Pictet Asset Management has raised its exposure to equities in light of the US Federal Reserve’s interest rate hike.
The firm’s chief strategist, Luca Paolini, says higher rates will not prevent stocks from moving higher in the coming months.
Paolini says the Fed’s insistence that it will tighten the monetary reins gently, along with the growing prospect of additional stimulus elsewhere, “have encouraged us to raise our exposure to equities”.
Pictet’s move is also a response to a recent fall in stock valuations and what the firm sees as an “excessive decline” in market expectations for corporate profit growth next year.

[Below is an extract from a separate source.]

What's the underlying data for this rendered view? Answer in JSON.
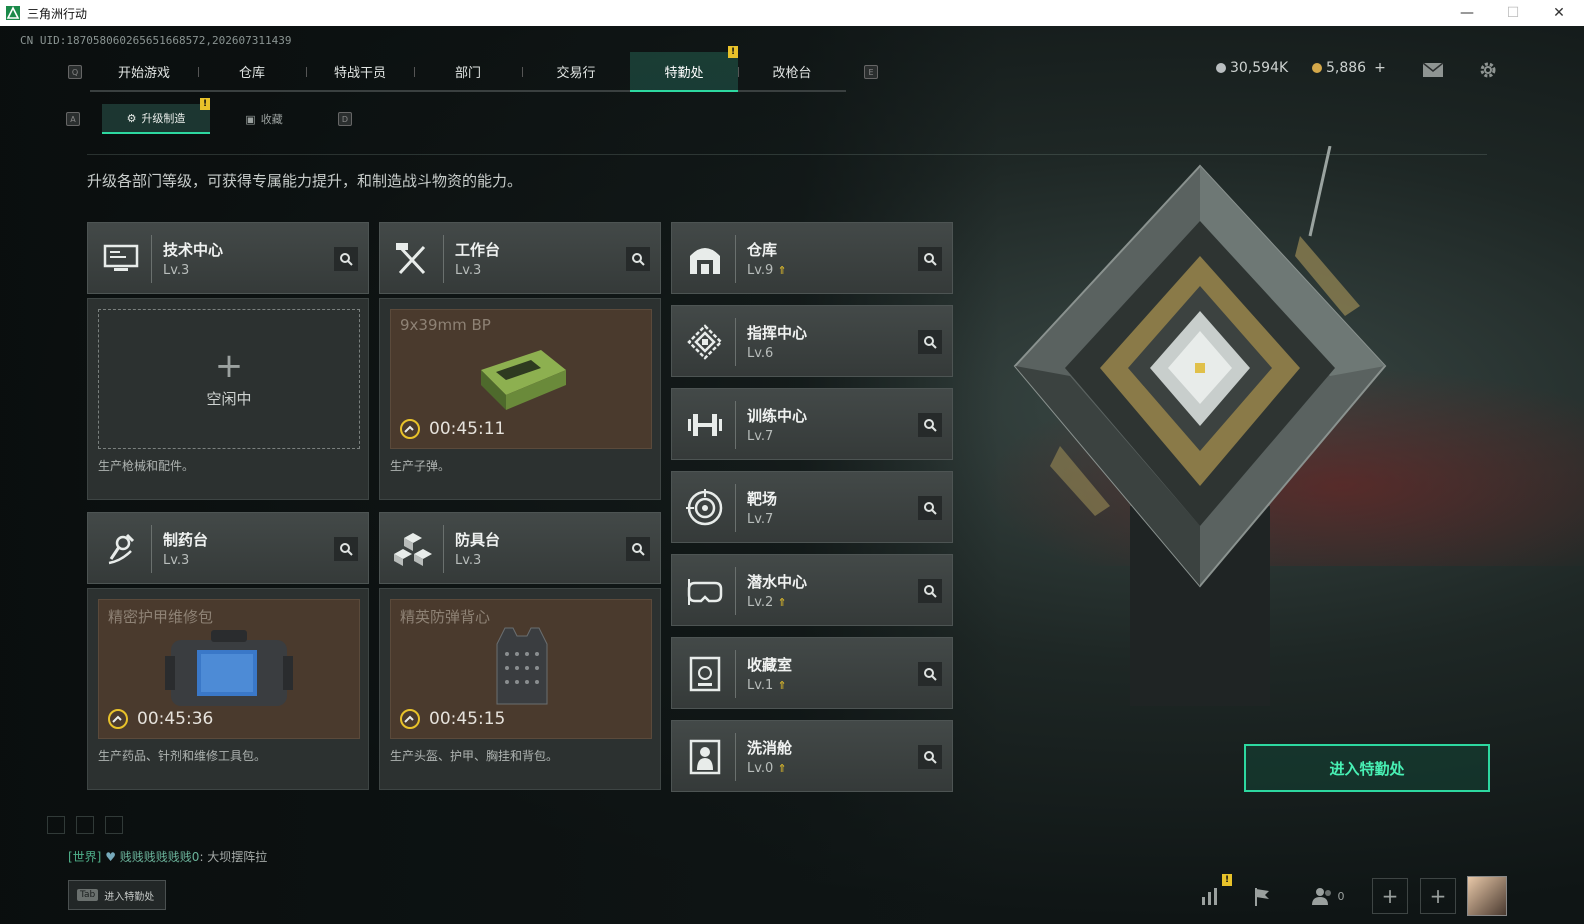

Higher interest rates and slowing economic momentum will make conditions more challenging for US companies to outperform their peers elsewhere in the developed world, says Paolini, so Pictet prefers Eurozone and Japan equities because these stocks are relatively inexpensive and “exceptionally supportive” monetary policies are set to continue.
“In the Eurozone, a combination of accommodative monetary policy and economic resilience are creating the backdrop for profits to recover, with the weak euro and low oil price acting as strong tailwinds boosting exports and household spending power,” Paolini says.
Valuations for European stocks are also the most attractive among developed markets, both compared to bonds and on the basis of normalised corporate earnings.
Also, Eurozone equities are trading at their lowest ever level relative to their US peers in US dollar terms, Paolini adds.